F. DES SURTRANSPOSITIONS PÉNALISANTES POUR LES COLLECTIVITÉS

Votre mission a examiné le cadre juridique applicable à la construction chez nos voisins européens. La pression normative en France découle-t-elle d'obligations communautaires appliquées uniformément dans l'ensemble des pays membres de l'Union européenne ? Ou la France a-t-elle cherché à en « faire plus » en tant que « bon élève de l'Europe » ?
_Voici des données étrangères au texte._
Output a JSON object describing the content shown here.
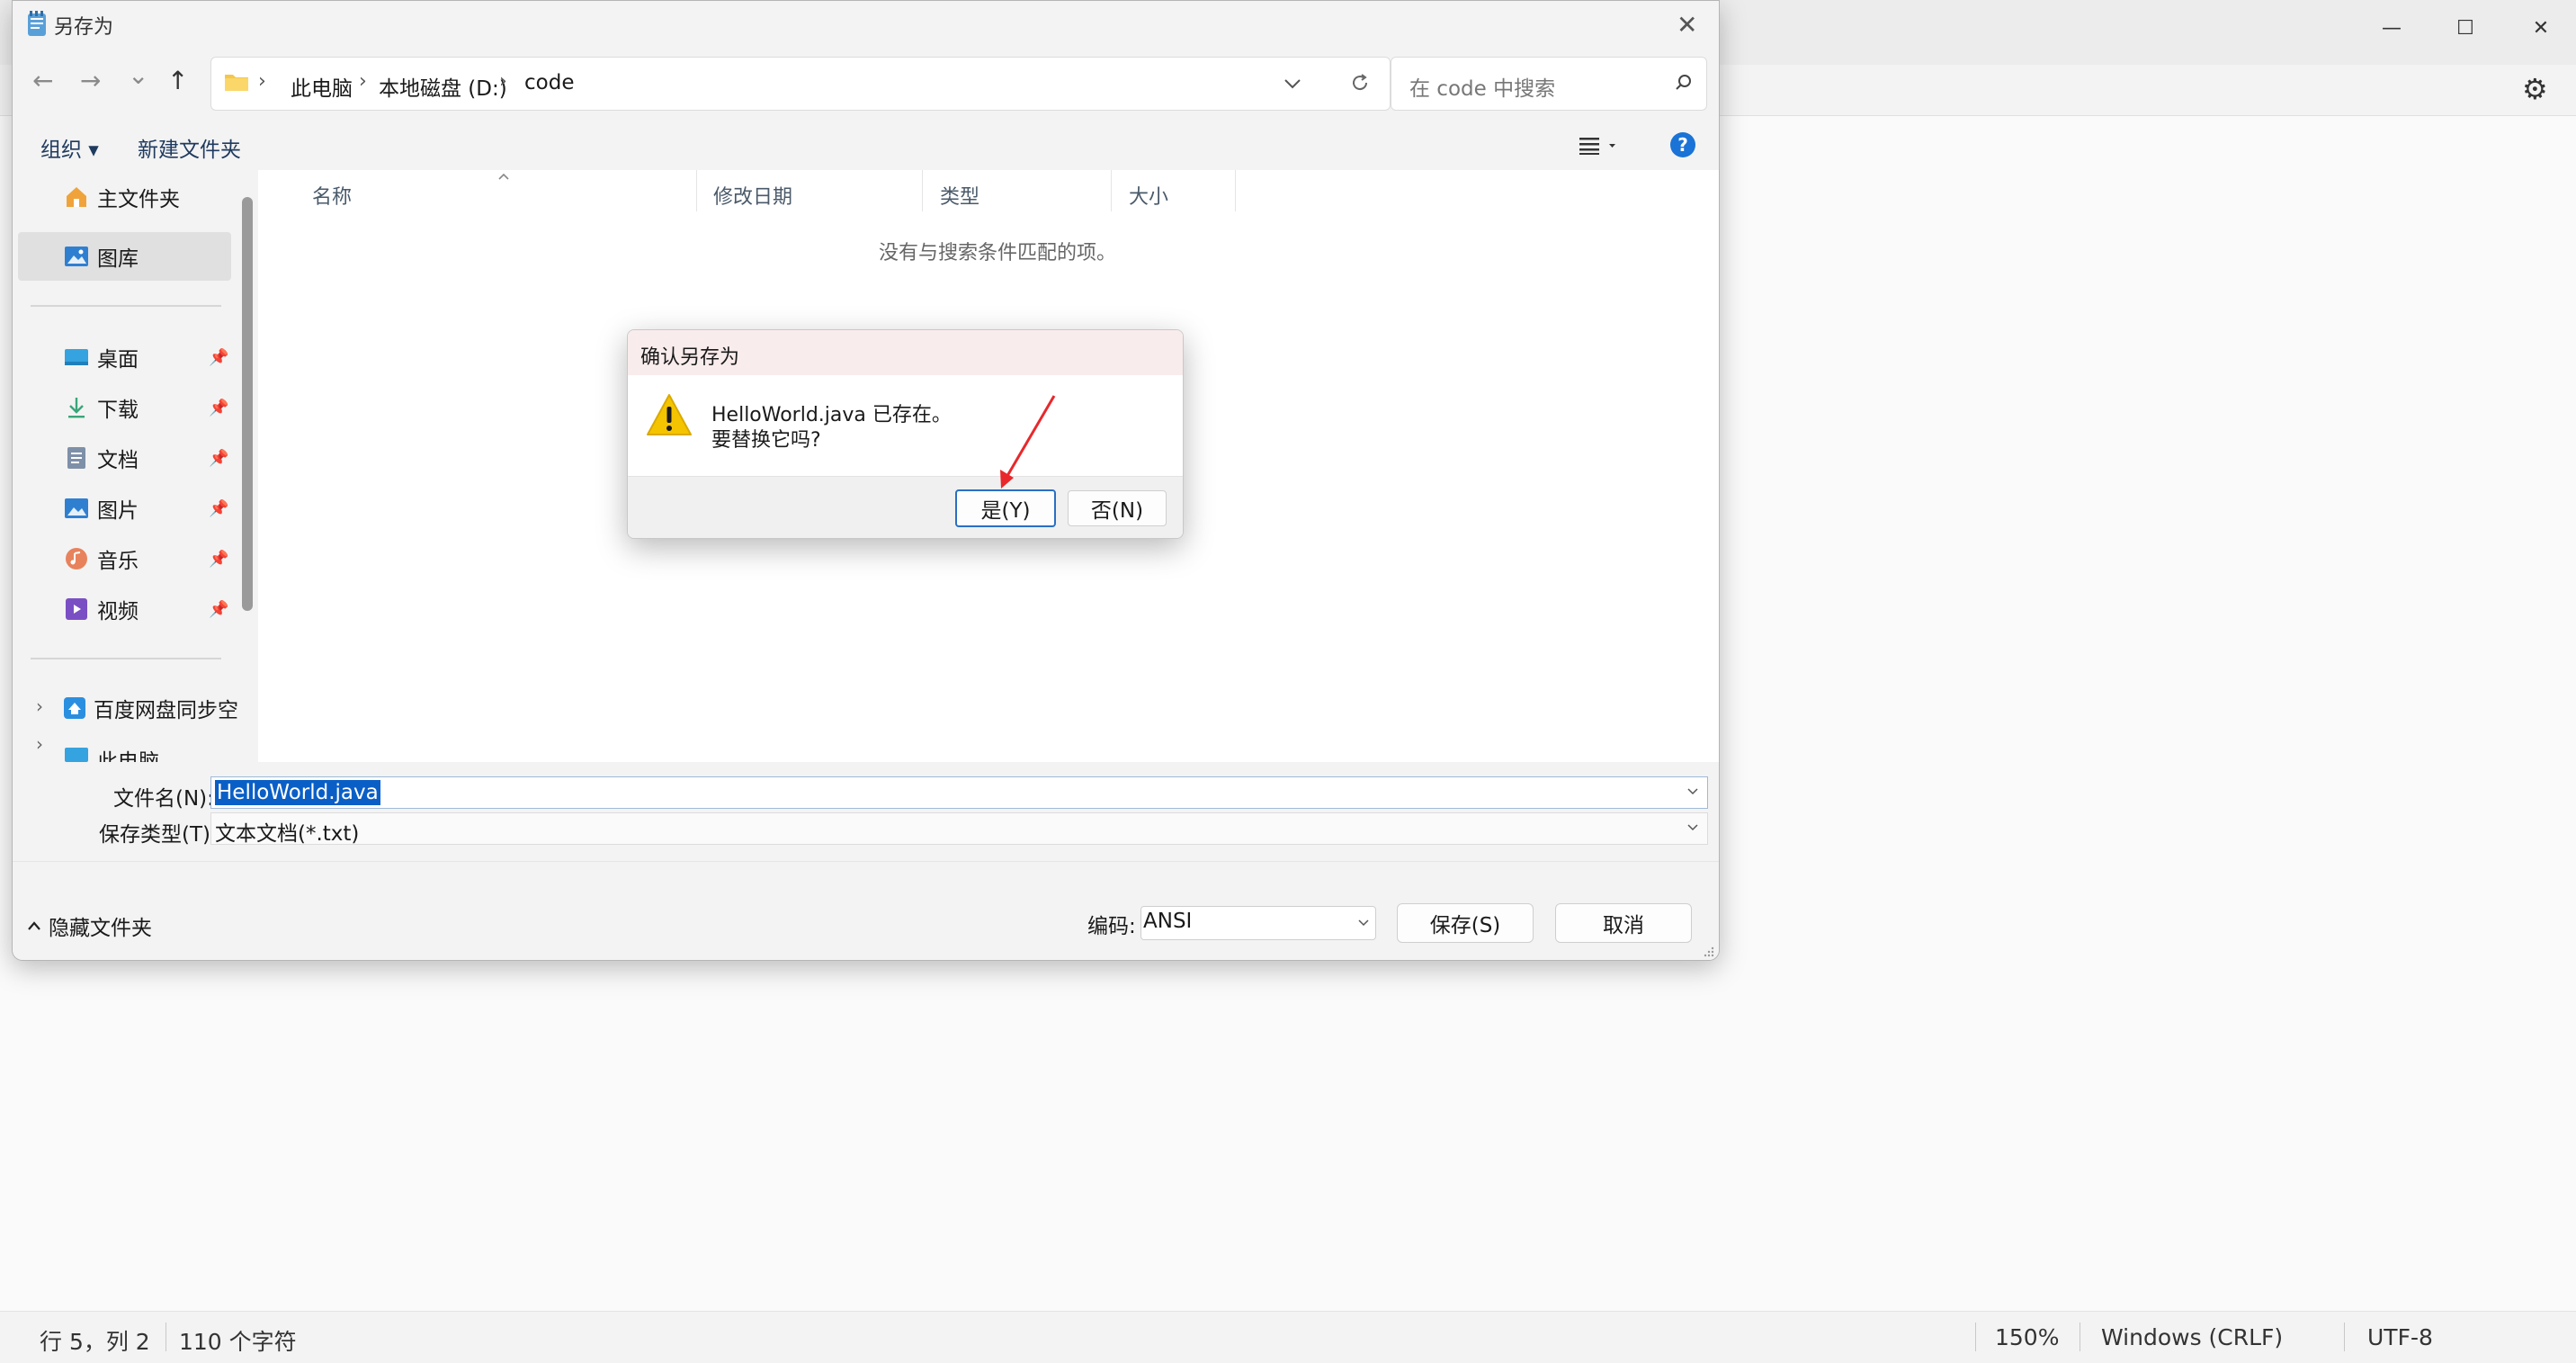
{
  "notepad": {
    "window_controls": {
      "minimize": "—",
      "maximize": "☐",
      "close": "✕"
    },
    "settings_icon": "⚙",
    "status": {
      "position": "行 5，列 2",
      "chars": "110 个字符",
      "zoom": "150%",
      "line_ending": "Windows (CRLF)",
      "encoding": "UTF-8"
    }
  },
  "save_dialog": {
    "title": "另存为",
    "close": "✕",
    "nav": {
      "back": "←",
      "forward": "→",
      "recent": "⌄",
      "up": "↑"
    },
    "breadcrumb": [
      "此电脑",
      "本地磁盘 (D:)",
      "code"
    ],
    "search_placeholder": "在 code 中搜索",
    "commands": {
      "organize": "组织 ▾",
      "new_folder": "新建文件夹",
      "help": "?"
    },
    "nav_pane": {
      "quick": [
        {
          "label": "主文件夹"
        },
        {
          "label": "图库"
        }
      ],
      "pinned": [
        {
          "label": "桌面"
        },
        {
          "label": "下载"
        },
        {
          "label": "文档"
        },
        {
          "label": "图片"
        },
        {
          "label": "音乐"
        },
        {
          "label": "视频"
        }
      ],
      "drives": [
        {
          "label": "百度网盘同步空间"
        },
        {
          "label": "此电脑"
        }
      ]
    },
    "columns": [
      "名称",
      "修改日期",
      "类型",
      "大小"
    ],
    "empty_message": "没有与搜索条件匹配的项。",
    "filename_label": "文件名(N):",
    "filename_value": "HelloWorld.java",
    "filetype_label": "保存类型(T):",
    "filetype_value": "文本文档(*.txt)",
    "hide_folders": "隐藏文件夹",
    "encoding_label": "编码:",
    "encoding_value": "ANSI",
    "save_button": "保存(S)",
    "cancel_button": "取消"
  },
  "confirm_dialog": {
    "title": "确认另存为",
    "line1": "HelloWorld.java 已存在。",
    "line2": "要替换它吗?",
    "yes_button": "是(Y)",
    "no_button": "否(N)"
  },
  "colors": {
    "accent": "#0a5fc6",
    "annotation_arrow": "#e8282b",
    "warning": "#f5c400"
  }
}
Pour répondre à ces questions et à la demande de votre délégation, la division de la Législation comparée a réalisé, le 17 décembre 2024, une étude sur le poids normatif en matière de construction de bâtiments (en particulier de bâtiments publics) en Europe. L'étude souligne que la tendance à l'accroissement du poids normatif dans la construction des bâtiments au sein des États de l'Union européenne date de la fin des années 1970. À partir de cette période, sont progressivement apparues de nouvelles réglementations au sein des pays européens (sécurité, accessibilité, performance énergétique, protection de l'environnement...). Ainsi les différences historiques entre les pays européens se sont-elles estompées en raison de l'évolution de la réglementation européenne.
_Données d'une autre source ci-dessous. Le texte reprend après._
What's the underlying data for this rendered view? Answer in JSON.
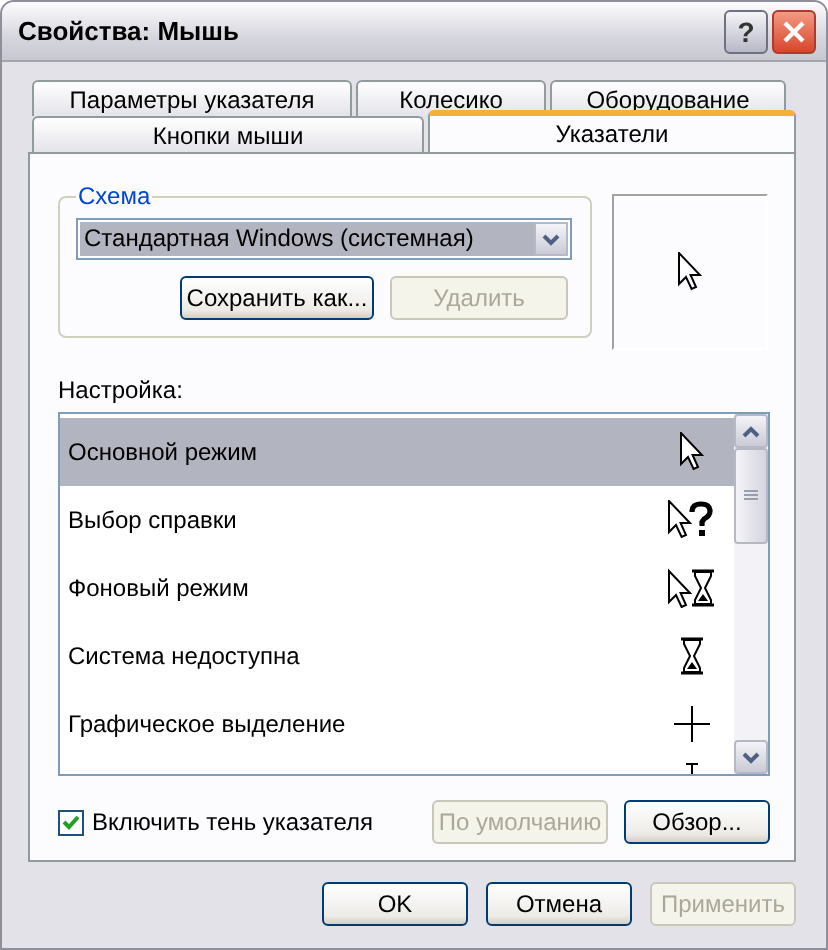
{
  "window": {
    "title": "Свойства: Мышь",
    "help_button": "?"
  },
  "tab_rows": [
    {
      "tabs": [
        {
          "label": "Параметры указателя",
          "selected": false
        },
        {
          "label": "Колесико",
          "selected": false
        },
        {
          "label": "Оборудование",
          "selected": false
        }
      ]
    },
    {
      "tabs": [
        {
          "label": "Кнопки мыши",
          "selected": false
        },
        {
          "label": "Указатели",
          "selected": true
        }
      ]
    }
  ],
  "scheme": {
    "label": "Схема",
    "value": "Стандартная Windows (системная)",
    "buttons": [
      {
        "label": "Сохранить как...",
        "disabled": false
      },
      {
        "label": "Удалить",
        "disabled": true
      }
    ]
  },
  "customize": {
    "label": "Настройка:",
    "items": [
      {
        "label": "Основной режим",
        "kind": "arrow",
        "selected": true
      },
      {
        "label": "Выбор справки",
        "kind": "help",
        "selected": false
      },
      {
        "label": "Фоновый режим",
        "kind": "busy",
        "selected": false
      },
      {
        "label": "Система недоступна",
        "kind": "wait",
        "selected": false
      },
      {
        "label": "Графическое выделение",
        "kind": "cross",
        "selected": false
      },
      {
        "kind": "text",
        "selected": false
      }
    ]
  },
  "shadow": {
    "label": "Включить тень указателя",
    "checked": true
  },
  "list_buttons": [
    {
      "label": "По умолчанию",
      "disabled": true
    },
    {
      "label": "Обзор...",
      "disabled": false
    }
  ],
  "dialog_buttons": [
    {
      "label": "OK",
      "disabled": false
    },
    {
      "label": "Отмена",
      "disabled": false
    },
    {
      "label": "Применить",
      "disabled": true
    }
  ]
}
Deux types d'instruments juridiques de l'UE tendent à harmoniser les règlementations et normes de construction des bâtiments :

· les directives, en particulier la directive 2010/31/UE sur la performance énergétique des bâtiments, modifiée en 2018, et qui a fait l'objet d'une refonte en 202426(*) ;

· les règlements dont le règlement UE 305/2011 du Parlement européen et du Conseil établissant des conditions harmonisées de commercialisation pour les produits de construction (marquage CE). Le marquage CE traduit l'engagement du fabricant sur les performances déclarées correspondant aux caractéristiques essentielles listées dans la norme européenne harmonisée. Ce règlement a notamment été complété par le règlement délégué du 30 mai 2024 prévoyant des systèmes pour évaluer et vérifier la constance des performances des produits de construction en ce qui concerne les caractéristiques essentielles de durabilité environnementale ;

Toutefois, la mission a constaté que notre pays a souvent tendance à « en rajouter » alors que le droit communautaire impose déjà des règles contraignantes. Deux exemples de telles surtranspositions ou surrèglementations ont été données lors des auditions.

En premier lieu, il a été souligné que la RE2020 résultait d'un choix volontaire de notre pays et non d'une directive communautaire, laquelle n'est attendue qu'en 2031. Il s'agit donc d'une « exception française » dont l'impact sur le coût de la construction est majeur et insuffisamment évalué, notamment pour les collectivités locales (cf supra).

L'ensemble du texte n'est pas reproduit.